Food Mania
Da Torino a Ferentino per il Maxibon ideale
È la storia di Gioele Provenzano, piccolo fan torinese di Maxibon, che ha inviato all’azienda il progetto dettagliato del suo gelato ideale. Colpito dalla creatività e dall’entusiasmo, il team di Froneri lo ha invitato nello stabilimento
Roma - Ha disegnato il suo Maxibon ideale, ha messo il progetto in una busta e lo ha spedito per posta. Poco dopo, l'azienda lo ha contattato per invitarlo a crearne uno tutto suo. Un’esperienza unica che ricorderà per sempre il piccolo Gioele Provenzano, 9 anni, ospite d'onore dello stabilimento di Ferentino (Frosinone), che produce i gelati Maxibon. Qui, la scorsa settimana, la sua passione è stata premiata: tra camici bianchi e materiali dedicati, il piccolo/grande consumatore ha scoperto dove nasce la magia di Maxibon, e ha collaborato con il reparto R&D per creare il suo Maxibon personalizzato, trasformando un sogno in un'esperienza unica e reale.

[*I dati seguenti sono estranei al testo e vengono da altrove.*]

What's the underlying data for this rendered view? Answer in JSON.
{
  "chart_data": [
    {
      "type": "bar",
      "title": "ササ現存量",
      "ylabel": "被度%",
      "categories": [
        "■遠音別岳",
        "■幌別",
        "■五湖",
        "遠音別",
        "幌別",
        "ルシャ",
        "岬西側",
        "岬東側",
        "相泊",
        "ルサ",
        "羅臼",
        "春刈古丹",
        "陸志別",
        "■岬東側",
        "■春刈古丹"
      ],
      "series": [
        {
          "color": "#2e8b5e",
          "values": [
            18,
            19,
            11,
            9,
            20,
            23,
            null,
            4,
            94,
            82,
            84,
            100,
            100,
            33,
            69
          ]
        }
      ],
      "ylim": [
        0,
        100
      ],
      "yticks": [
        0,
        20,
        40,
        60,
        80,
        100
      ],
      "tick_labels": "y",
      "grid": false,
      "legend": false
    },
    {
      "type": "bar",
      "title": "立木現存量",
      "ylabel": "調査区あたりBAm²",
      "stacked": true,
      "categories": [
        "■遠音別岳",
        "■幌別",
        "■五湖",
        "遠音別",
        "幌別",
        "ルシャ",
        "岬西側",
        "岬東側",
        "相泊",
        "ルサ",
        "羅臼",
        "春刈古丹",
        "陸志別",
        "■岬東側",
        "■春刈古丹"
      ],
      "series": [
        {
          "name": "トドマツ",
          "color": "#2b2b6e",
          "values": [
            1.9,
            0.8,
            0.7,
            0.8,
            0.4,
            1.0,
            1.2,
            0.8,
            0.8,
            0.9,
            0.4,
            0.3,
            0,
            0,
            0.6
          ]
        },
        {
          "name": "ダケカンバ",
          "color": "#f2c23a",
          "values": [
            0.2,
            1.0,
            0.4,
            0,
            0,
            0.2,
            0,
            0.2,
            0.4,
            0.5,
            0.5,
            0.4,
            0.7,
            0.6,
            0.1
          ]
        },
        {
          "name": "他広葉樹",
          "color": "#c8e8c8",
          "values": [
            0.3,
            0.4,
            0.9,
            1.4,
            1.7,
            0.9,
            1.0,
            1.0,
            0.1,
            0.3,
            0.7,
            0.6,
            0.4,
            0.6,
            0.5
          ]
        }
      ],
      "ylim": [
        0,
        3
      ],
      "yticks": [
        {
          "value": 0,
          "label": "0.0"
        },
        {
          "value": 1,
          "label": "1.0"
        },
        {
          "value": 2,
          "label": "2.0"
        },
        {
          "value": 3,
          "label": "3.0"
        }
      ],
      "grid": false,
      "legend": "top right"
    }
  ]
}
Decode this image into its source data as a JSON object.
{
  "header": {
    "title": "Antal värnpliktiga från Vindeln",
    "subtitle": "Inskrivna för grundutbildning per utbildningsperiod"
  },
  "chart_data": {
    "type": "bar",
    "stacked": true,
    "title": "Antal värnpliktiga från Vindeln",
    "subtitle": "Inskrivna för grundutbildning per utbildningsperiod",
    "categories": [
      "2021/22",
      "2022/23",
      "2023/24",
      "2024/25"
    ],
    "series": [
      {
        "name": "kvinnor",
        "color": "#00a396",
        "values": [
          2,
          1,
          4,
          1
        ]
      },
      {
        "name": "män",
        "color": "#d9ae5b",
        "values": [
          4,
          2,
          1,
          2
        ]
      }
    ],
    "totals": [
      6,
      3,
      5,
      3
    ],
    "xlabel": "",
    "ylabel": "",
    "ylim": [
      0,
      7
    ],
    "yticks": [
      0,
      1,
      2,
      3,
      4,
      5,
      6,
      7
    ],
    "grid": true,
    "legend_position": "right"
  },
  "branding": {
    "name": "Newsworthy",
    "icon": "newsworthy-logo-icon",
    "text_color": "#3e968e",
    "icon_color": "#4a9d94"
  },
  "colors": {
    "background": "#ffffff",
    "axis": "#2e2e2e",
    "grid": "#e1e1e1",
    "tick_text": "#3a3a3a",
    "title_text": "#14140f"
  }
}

Tutto è iniziato qualche settimana fa, quando alla sede dell'azienda è arrivata una busta da Torino. All'interno, il progetto colorato e dettagliatissimo di un nuovo Maxibon. Non un semplice disegno, ma un vero e proprio concept creativo e goloso studiato nei minimi dettagli, ideato per unire ingredienti, sapori e consistenze in un mix unico ed originale, caratteristica che contraddistingue l’offerta Maxibon.
Insieme al disegno, una toccante lettera del papà del bambino: un invito sincero a proteggere la fantasia e a non smettere mai di credere che i sogni possano diventare realtà.
Di fronte a tanta passione, il team di Maxibon ha deciso di premiare l'entusiasmo del piccolo fan. La scorsa settimana, Gioele e la sua famiglia sono stati accolti nello stabilimento produttivo Froneri di Ferentino. Guidato dai tecnici tra materie prime e linee di assemblaggio, Gioele ha avuto la possibilità di creare con le proprie mani un Maxibon su misura per lui, scegliendo tra combinazioni di ingredienti unici: il risultato è stato un momento davvero indimenticabile.
“Froneri ci ha fatto sentire come far parte di una grande famiglia: spontanea e autentica proprio come i suoi prodotti” hanno commentato Davide Provenzano e Marianna Zotta, genitori di Gioele. “Questa esperienza è stata profondamente emozionante e ci ha permesso di toccare con mano l’amore sincero che Froneri mette nei suoi prodotti, oltre alla qualità che li contraddistingue, che ci ricorda l’amore che i genitori nutrono per i loro figli.” “Avere l’opportunità di far avverare il sogno di un super consumatore di Maxibon (e così giovane!) ci ha riempito di orgoglio.” ha commentato Gea Nunziata Rega, Global Brand Manager di Maxibon. “Per noi Froneri e team Maxibon è la conferma che il nostro brand continua a far sognare e a rimanere al fianco di chi lo sceglie.”